What i want to do is to compute
$(A^n + A^{n-1} + .. + A + 1))$ mod $(10^9 + 7)$
fast. Fast is $log(n)$.
$1 <= n <= 10^{18}$
$1 <= A <= 10^9$
What i have tried:
- Geometric series formula (multiplier = A): https://en.wikipedia.org/wiki/Geometric_series
That is not working because of division - the numbers are too large i.e. i need compute $(a/b)$ mod m , but i can't store the whole numerator in memory, i can only use a mod m, but (a mod m) / (b mod m) != (a / b) mod m
- It was found that f.e. $ A^{n} + A^{n - 1} + ... + A + 1 = (1 + A^{(n + 1)/2})(1 + A^{(n + 1)/4})...(1 + A)$
so in this case number of multiplications = log(number of sum members). But this formula is ok only for n = (power of 2) - 1 f.e.

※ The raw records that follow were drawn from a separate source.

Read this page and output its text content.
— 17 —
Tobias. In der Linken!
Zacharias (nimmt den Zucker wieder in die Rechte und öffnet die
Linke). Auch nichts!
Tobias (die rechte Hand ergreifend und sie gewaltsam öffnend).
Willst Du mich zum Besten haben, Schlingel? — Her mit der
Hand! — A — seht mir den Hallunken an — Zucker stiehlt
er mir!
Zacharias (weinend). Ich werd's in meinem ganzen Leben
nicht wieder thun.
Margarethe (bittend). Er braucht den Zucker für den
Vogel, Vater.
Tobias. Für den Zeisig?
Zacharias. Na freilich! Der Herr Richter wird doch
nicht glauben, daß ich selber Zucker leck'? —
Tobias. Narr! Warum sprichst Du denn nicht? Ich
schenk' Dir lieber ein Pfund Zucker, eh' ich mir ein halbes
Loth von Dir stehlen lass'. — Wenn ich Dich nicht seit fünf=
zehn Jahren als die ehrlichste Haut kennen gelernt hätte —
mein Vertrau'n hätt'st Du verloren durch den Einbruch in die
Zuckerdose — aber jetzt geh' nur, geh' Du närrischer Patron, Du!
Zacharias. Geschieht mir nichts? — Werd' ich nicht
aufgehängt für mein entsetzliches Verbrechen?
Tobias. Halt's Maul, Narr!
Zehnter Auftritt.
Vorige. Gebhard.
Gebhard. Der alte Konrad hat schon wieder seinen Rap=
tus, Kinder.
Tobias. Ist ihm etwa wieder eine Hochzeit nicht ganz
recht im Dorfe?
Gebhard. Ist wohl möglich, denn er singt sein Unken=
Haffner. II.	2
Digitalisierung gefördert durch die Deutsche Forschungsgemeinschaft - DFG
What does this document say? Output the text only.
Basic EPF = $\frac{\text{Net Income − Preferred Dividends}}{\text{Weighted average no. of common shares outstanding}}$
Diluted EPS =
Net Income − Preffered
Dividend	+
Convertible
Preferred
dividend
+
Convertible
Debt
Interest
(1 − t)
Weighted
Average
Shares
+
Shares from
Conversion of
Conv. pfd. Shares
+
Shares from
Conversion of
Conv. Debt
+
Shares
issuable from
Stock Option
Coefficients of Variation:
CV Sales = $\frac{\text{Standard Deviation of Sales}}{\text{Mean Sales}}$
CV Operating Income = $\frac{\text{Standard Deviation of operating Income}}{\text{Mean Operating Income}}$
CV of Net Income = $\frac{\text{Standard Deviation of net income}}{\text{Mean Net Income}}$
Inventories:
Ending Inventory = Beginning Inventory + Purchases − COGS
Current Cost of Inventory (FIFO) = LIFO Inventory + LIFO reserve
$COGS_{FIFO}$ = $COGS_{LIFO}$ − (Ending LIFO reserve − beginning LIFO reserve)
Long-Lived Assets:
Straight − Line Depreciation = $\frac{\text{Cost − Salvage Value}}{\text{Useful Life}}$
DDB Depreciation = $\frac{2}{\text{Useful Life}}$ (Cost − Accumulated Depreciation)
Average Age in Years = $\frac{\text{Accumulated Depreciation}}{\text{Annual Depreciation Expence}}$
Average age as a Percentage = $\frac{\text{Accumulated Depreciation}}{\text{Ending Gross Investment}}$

$ A^{15} + A^{14} + ... + A + 1 = (1 + A^{8})(1 + A^{4})(1 + A^{2})(1 + A) $
And if n != (power of 2) - 1 i need to sum up the remained members linearly in cycle (what is very bad for performance).
Are there any formula to compute this $ A^{n} + A^{n - 1} + ... + A + 1 $ for arbitrary n, without division and fast (log n)?
We have that: $$A^n+A^{n-1}+...+1=\frac{A^{n+1}-1}{A-1} \equiv (A^{n+1}-1)(A-1)^{-1} \pmod{10^9+7}$$ We know that we can use the Extended Euclidean algorithm to find $(A-1)^{-1}$ because $10^9+7$ is prime, so the only way this wouldn't work is if $A-1$ is a multiple of $10^9+7$, which almost never happens. If we have $1 < A \leq 10^9$, then it definitely won't happen.
However, for $A=1$, we have to make an exception. This is an "edge case" that will lead to a mistake. It's trivial that the answer is $n+1$ for $A=1$, but you need to program this in as an exception because this algorithm won't work for $A=1$.
Also, for $A^{n+1}-1$, we use modular exponentiation to find $A^{n+1} \pmod{10^9+7}$, which works all of the time.
The Extended Euclidean Algorithm runs in $O(\log((10^9+7)A)=O(\log A)$ and the modular exponentiation runs in $O(\log n)$ time, so overall, we get $O(\log A+\log n)$. Since $n$ has a bigger upper bound than $A$, most people would just write $O(\log n)$ here.